The problem with Pete is reflective of a bigger demographic shift: the unprecedented cultural self-identification of racism in the Netherlands. Dutch humor, language, and social mores are often, from the point of view of an American expatriate, racially offensive.

But to go so far as to declare that racism is socially acceptable in the Netherlands, does not quite fit the bill. In order to have accepted something as normal, it has to already exist in your vocabulary. Up to now, Dutch language and behavior have only been “racist” for people who have felt victimized by it, or who are familiar with a racism discourse. Any notion of such a discourse, indispensable for dealing with the problem, is a new convention in the Dutch cultural dictionary.

The Dutch government released a recent report identifying the growing social gap between Dutch people with degrees in higher education, and Dutch people with lower levels of training and schooling. These two groups, while increasingly segregated, find it socially awkward to relate to each other, even to the point of avoiding each other’s camps. Their differences in educational background correlate directly to irreconcilable differences of opinion on Europe, immigration, development aid, the economy, and health care. I would argue that the correlation extends to their opinions on Black Pete. Dutch people of color, some of whom are direct descendants of slaves, wear the face of the social minority taking issue with the “black” in Black Pete. Others who raise their protest are often like me — from an outside culture with a racial discourse, or with higher degrees in education.

How, then, does one navigate across this internal cultural gap?
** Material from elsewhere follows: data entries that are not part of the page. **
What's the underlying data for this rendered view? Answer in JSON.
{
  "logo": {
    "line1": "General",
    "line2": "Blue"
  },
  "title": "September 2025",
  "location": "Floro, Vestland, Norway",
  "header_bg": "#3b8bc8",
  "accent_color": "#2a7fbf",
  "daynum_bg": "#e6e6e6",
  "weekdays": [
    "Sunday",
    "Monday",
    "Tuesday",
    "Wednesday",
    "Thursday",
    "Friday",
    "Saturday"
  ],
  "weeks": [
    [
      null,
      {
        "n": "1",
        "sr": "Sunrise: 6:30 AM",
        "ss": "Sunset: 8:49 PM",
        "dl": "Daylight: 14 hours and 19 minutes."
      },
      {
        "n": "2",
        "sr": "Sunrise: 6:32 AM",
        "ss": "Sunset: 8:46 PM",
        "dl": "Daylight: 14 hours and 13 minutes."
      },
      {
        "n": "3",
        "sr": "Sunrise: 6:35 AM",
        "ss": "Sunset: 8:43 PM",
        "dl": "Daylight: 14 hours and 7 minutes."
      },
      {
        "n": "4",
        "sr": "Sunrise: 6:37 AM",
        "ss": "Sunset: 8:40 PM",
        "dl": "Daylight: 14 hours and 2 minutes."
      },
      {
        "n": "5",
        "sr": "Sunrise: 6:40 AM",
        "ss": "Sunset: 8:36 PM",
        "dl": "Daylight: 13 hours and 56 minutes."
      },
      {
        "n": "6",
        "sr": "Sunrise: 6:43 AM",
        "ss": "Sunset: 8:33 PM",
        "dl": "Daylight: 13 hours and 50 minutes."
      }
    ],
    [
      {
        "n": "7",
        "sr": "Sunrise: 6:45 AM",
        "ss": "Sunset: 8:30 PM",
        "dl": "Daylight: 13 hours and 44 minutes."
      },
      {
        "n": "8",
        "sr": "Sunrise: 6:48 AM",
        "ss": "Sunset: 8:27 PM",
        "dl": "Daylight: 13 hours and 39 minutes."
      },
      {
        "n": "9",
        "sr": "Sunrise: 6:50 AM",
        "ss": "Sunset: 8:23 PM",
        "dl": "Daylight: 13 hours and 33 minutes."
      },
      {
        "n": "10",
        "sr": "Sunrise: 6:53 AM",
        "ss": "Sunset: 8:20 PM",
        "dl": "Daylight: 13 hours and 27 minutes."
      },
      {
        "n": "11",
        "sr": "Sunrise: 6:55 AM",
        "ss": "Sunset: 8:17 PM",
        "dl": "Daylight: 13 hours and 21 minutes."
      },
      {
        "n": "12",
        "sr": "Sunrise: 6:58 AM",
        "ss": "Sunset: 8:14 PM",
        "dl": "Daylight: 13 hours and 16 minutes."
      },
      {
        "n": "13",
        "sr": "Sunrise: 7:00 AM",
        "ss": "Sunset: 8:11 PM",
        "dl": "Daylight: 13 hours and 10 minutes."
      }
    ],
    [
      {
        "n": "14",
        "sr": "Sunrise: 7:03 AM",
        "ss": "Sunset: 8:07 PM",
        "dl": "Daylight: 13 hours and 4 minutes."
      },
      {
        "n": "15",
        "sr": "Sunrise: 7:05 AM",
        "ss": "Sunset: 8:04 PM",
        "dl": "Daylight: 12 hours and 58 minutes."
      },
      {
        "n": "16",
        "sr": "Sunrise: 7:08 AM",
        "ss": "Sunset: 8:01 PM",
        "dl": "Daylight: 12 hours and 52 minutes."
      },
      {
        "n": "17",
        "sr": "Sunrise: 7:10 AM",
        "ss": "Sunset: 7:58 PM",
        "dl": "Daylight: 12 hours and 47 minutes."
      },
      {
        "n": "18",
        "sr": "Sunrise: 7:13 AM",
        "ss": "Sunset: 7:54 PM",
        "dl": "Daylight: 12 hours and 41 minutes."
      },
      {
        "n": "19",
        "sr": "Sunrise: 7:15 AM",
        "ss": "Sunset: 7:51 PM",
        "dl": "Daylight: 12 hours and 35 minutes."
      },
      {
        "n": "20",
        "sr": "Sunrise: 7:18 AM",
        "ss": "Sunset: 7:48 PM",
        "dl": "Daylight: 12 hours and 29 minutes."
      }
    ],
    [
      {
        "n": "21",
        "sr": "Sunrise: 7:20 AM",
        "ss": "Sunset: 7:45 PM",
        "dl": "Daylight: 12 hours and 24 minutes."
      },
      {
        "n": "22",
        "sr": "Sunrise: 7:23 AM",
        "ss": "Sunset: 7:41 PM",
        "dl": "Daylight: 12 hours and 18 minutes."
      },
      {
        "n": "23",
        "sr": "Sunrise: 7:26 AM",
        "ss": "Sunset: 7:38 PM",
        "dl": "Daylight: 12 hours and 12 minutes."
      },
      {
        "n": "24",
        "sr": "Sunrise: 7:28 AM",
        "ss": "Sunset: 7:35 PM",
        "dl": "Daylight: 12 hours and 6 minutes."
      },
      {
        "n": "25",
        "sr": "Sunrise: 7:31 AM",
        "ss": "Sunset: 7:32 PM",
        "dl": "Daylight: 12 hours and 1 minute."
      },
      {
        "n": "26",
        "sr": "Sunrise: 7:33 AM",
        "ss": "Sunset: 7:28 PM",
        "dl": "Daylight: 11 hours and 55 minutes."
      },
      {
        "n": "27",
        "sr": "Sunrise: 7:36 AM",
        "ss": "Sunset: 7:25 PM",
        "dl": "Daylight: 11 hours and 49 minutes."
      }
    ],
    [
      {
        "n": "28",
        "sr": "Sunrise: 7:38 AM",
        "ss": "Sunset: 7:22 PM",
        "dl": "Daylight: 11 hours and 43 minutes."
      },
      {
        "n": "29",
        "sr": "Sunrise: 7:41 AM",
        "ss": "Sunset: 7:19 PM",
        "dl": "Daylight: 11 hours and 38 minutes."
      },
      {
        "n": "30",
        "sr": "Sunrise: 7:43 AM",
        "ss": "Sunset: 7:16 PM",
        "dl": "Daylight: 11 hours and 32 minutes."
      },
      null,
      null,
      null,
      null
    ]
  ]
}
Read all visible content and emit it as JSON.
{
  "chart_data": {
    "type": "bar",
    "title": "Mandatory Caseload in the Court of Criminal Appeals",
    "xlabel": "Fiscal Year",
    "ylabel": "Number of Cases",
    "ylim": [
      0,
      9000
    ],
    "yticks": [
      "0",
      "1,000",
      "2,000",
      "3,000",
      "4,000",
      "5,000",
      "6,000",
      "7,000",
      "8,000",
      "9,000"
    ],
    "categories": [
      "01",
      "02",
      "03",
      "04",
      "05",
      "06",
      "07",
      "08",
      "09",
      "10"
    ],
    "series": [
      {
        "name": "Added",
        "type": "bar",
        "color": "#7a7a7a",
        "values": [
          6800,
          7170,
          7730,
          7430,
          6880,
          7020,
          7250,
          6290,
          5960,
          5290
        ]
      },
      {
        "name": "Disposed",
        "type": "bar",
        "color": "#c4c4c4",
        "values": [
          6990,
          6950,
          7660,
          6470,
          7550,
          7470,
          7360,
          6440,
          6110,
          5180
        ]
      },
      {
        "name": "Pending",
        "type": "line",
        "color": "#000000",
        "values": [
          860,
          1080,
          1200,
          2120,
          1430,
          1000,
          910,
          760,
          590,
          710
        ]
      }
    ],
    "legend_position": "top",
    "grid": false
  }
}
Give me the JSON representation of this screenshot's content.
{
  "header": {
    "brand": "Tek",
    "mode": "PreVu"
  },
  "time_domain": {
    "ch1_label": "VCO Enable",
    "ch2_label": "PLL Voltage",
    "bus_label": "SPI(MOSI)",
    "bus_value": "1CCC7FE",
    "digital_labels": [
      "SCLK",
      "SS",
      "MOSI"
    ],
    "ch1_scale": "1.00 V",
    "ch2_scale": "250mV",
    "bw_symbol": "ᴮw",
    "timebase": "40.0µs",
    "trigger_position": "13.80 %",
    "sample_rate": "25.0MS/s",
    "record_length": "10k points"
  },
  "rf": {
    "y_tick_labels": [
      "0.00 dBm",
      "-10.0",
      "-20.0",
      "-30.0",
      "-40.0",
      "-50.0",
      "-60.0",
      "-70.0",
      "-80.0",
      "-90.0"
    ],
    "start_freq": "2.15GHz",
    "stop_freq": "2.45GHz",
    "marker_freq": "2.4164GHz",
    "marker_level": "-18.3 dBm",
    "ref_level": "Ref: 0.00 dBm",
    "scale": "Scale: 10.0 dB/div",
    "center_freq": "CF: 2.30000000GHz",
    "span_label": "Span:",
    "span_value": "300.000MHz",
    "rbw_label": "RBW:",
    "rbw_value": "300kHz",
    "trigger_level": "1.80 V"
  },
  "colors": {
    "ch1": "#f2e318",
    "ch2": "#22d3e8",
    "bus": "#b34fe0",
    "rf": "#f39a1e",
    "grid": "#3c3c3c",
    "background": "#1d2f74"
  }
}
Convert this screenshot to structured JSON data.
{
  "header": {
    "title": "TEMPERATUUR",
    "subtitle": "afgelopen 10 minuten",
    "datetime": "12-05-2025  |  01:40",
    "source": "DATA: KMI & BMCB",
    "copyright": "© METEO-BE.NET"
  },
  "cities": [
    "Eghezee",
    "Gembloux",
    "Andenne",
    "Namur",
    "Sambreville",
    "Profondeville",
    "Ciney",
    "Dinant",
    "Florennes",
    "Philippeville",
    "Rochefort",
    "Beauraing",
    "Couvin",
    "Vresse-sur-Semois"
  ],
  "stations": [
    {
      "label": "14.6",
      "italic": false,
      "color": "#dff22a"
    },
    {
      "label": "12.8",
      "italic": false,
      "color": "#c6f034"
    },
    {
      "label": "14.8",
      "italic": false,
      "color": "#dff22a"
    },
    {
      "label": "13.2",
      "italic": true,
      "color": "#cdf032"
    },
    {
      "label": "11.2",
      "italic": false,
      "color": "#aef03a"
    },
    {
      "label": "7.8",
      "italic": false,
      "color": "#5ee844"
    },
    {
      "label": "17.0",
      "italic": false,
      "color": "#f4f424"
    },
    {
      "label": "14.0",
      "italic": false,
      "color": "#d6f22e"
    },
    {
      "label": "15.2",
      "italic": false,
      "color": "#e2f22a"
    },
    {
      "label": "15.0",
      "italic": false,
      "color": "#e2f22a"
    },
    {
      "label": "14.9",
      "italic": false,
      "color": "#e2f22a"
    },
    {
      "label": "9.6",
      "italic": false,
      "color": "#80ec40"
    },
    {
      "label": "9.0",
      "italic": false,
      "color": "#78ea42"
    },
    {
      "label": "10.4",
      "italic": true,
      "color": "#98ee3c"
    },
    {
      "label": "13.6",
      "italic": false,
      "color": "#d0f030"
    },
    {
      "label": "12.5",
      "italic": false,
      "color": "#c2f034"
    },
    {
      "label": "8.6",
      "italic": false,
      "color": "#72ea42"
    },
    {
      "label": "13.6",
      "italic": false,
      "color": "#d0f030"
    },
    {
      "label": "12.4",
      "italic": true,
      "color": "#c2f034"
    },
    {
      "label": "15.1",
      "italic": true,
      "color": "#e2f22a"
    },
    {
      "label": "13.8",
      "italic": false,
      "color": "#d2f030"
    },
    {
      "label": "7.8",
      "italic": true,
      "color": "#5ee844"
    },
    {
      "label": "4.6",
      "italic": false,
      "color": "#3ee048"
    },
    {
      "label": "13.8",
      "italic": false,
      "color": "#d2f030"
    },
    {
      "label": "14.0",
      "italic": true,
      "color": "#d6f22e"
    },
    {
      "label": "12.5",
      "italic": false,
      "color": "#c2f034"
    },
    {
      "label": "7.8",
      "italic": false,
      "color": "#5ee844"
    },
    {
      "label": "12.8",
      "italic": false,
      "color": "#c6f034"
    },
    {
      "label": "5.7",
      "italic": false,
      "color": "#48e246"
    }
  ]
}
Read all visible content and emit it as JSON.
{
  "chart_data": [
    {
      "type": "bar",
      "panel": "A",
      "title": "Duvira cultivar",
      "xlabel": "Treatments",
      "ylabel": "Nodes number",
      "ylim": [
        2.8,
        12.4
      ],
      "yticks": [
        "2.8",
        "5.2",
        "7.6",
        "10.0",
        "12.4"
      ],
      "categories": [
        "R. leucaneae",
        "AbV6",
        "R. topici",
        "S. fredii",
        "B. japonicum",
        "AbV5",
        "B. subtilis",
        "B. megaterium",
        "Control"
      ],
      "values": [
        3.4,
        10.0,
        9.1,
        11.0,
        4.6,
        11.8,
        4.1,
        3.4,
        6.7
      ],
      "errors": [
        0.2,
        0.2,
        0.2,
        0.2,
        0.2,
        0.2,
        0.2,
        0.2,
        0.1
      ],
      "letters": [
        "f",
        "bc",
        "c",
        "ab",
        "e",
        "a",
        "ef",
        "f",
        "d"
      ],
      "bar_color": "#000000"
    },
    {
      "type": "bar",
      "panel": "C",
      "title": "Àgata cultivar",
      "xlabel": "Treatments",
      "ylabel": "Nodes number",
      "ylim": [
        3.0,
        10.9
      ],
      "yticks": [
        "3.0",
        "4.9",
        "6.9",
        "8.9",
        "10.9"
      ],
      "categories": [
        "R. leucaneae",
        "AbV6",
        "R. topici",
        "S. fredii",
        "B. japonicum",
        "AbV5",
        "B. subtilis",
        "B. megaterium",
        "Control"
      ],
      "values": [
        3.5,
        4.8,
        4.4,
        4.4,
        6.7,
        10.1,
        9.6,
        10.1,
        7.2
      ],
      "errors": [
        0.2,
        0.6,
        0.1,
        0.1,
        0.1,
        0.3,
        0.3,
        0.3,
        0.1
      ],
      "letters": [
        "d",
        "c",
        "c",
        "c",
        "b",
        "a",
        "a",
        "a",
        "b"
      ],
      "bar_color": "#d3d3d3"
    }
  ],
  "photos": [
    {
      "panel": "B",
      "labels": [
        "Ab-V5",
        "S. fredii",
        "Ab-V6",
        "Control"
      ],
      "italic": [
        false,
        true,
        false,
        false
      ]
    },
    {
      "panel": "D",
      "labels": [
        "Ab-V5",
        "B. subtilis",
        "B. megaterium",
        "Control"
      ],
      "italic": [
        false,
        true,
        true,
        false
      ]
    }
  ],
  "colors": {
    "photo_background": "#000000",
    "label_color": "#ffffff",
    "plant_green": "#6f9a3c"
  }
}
How do I, the mixed American immigrant, co-exist with the Dutch majority that sees no problem with Pete? What tools can I use to keep the conversation civil and above all — constructive? In the United States, I learned to equate the protection of cultural diversity to the identification and shaming of everyday racism. After fifteen years of expatriation, the publication of six Dutch op-eds to my name, and six years of Christmases with my own Dutch children, it has dawned on me that my American tactics do not apply. I have come to the same epiphany made by Adrian Hart, the author whose interview appeared in my golliwog newspaper.

Sometimes naming and shaming racism is not the most effective way to fight it.

In a community new to racial discourse, throwing around terms like “racist” often creates a divide larger than the one that already existed. When the gap between the “racists” and the rest is also drawn along lines of class, economics or education, the first task is to bridge the gap, not to point the finger. I have learned, instead of naming and shaming, to say, “You know what, this really bothers me. I find it hurtful.” I have learned to talk with people who have no discourse for racism by talking about feelings. Calling them or their point of view “racist” ends the conversation all too prematurely with someone who often has no idea what I’m talking about, or who ends up feeling just as stigmatized and hurt as myself.

After my husband coughed into his coffee this morning, I answered my daughter’s question. She had no idea that by asking to put the golliwog on her Christmas steamboat, she had underscored the need for Black Pete’s appearance to change, now, with her Dutch generation. I explained to her what the golliwog once was. She frowned when I brought the point home with a friend of hers who is black, has an afro, and resembles the kind of person the golliwog was first meant to caricature, long ago.

“And yes, sweetie,” I added, pointing to the newspaper. “The golliwog and Pete really do look alike, but they shouldn't.”